Read about [Getting started with AWS CDK](https://docs.aws.amazon.com/cdk/v2/guide/getting_started.html) for more information on setting up an environment for developing and deploying CDK.

To install docker on an Amazon Linux 2 host, run the following command:

```
sudo yum install docker
```

Then, start the docker daemon

```
sudo service docker start
```

Build the docker image from the root directory of the project

```
sudo docker build . -f Dockerfile -t aws-cloudhsm-tls-offload-cdk
```

Login to the container

```
sudo docker run -v `pwd`:/home -it aws-cloudhsm-tls-offload-cdk bash
```

The following instructions assume that you are inside the Docker container or have AWS CDK installed and configured

## First Time Setup

### Configure credentials

First, you need to configure your environment with AWS credentials. Follow the instructions to [Configure the AWS CLI](https://docs.aws.amazon.com/cli/latest/userguide/cli-chap-configure.html) to configure your environment with credentials.

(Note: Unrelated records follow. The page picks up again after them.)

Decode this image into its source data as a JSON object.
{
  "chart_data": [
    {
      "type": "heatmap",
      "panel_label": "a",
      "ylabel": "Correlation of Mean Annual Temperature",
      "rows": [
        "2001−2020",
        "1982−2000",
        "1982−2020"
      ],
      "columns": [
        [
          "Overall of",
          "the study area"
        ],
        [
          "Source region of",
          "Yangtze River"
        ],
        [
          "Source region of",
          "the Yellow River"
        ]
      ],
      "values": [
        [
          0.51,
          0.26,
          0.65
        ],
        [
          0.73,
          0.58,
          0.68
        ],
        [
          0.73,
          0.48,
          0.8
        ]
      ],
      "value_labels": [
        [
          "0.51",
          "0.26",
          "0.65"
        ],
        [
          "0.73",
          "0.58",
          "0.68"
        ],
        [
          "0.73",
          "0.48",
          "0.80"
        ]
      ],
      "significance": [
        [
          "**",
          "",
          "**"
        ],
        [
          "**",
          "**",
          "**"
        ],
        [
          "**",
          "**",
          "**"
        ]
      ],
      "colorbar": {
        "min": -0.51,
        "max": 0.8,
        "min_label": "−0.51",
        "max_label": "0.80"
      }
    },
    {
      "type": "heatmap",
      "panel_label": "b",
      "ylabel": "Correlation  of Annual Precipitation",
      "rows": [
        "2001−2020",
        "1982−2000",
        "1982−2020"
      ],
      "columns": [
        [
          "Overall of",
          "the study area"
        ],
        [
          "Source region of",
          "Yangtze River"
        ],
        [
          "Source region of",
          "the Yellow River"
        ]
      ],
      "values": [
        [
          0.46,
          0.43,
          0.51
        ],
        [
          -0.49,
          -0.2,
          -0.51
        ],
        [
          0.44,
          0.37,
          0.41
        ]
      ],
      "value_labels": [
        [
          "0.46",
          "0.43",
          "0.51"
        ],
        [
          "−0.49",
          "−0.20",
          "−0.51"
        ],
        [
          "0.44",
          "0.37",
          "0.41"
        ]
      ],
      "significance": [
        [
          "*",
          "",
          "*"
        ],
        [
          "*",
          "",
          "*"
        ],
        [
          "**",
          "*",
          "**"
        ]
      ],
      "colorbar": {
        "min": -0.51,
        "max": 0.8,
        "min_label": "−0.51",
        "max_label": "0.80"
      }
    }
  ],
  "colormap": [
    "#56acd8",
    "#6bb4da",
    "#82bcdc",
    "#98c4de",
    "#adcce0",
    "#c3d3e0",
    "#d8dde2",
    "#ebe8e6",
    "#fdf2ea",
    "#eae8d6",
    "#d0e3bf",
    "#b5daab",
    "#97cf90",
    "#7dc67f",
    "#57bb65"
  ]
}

### Bootstrap your account

You must first bootstrap your AWS account, which will install all the necessary infrastructure to allow you to deploy CDK stacks to your account.

```
cdk bootstrap "aws://<AWS_ACCOUNT_ID>/<REGION>"
```

## Build and Deploy

### Application configuration

Edit the `app_config.json` file and update the following fields with your target configuration:

```
{
    "applicationAccount": "<AWS_ACCOUNT_ID>",
    "applicationRegion": "<REGION>",
    "networkConfig": {
        "vpcId": "<VPC_ID>",
        "publicSubnets": ["<PUBLIC_SUBNET_1>", "<PUBLIC_SUBNET_2>", ...],
        "privateSubnets": ["<PRIVATE_SUBNET_1>", "<PRIVATE_SUBNET_2>", ...]
    },
    "secrets": {
        "cloudHsmPin": "arn:aws:secretsmanager:<REGION>:<AWS_ACCOUNT_ID>:secret:<SECRET_ID>",
        "fakePem": "arn:aws:secretsmanager:<REGION>:<AWS_ACCOUNT_ID>:secret:<SECRET_ID>",
        "serverCert": "arn:aws:secretsmanager:<REGION>:<AWS_ACCOUNT_ID>:secret:<SECRET_ID>",
        "clusterCert": "arn:aws:secretsmanager:<REGION>:<AWS_ACCOUNT_ID>:secret:<SECRET_ID>"
    },
    "cloudhsm": {
        "clusterId": "<CLUSTER_ID>",
        "clusterSecurityGroup": "<CLUSTER_SECURITY_GROUP>"
    }
}

```

### Build the project

To build the project run the following from the root of the project directory

```
npm run build
```

### View build stacks

To view all the stacks available to deploy, run the following from the root of the project directory

```
cdk ls
```

Available stacks to deploy:
* `TlsOffloadContainerBuildStack` – Deploys the CodeCommit, CodeBuild, and ECR Repository which builds the ECS container image.
* `TlsOffloadEcsServiceStack` – Deploys the load-balanced ECS Fargate web service.
* `TlsOffloadPipelineStack` – Deploys the CodePipeline which automates the deployment of updates to the service.

### Deploy a stack

Choose the stack that you want to deploy from the output of the previous command

```
cdk deploy <STACK NAME>
```

If successful, you should now see the resources deployed in your AWS account.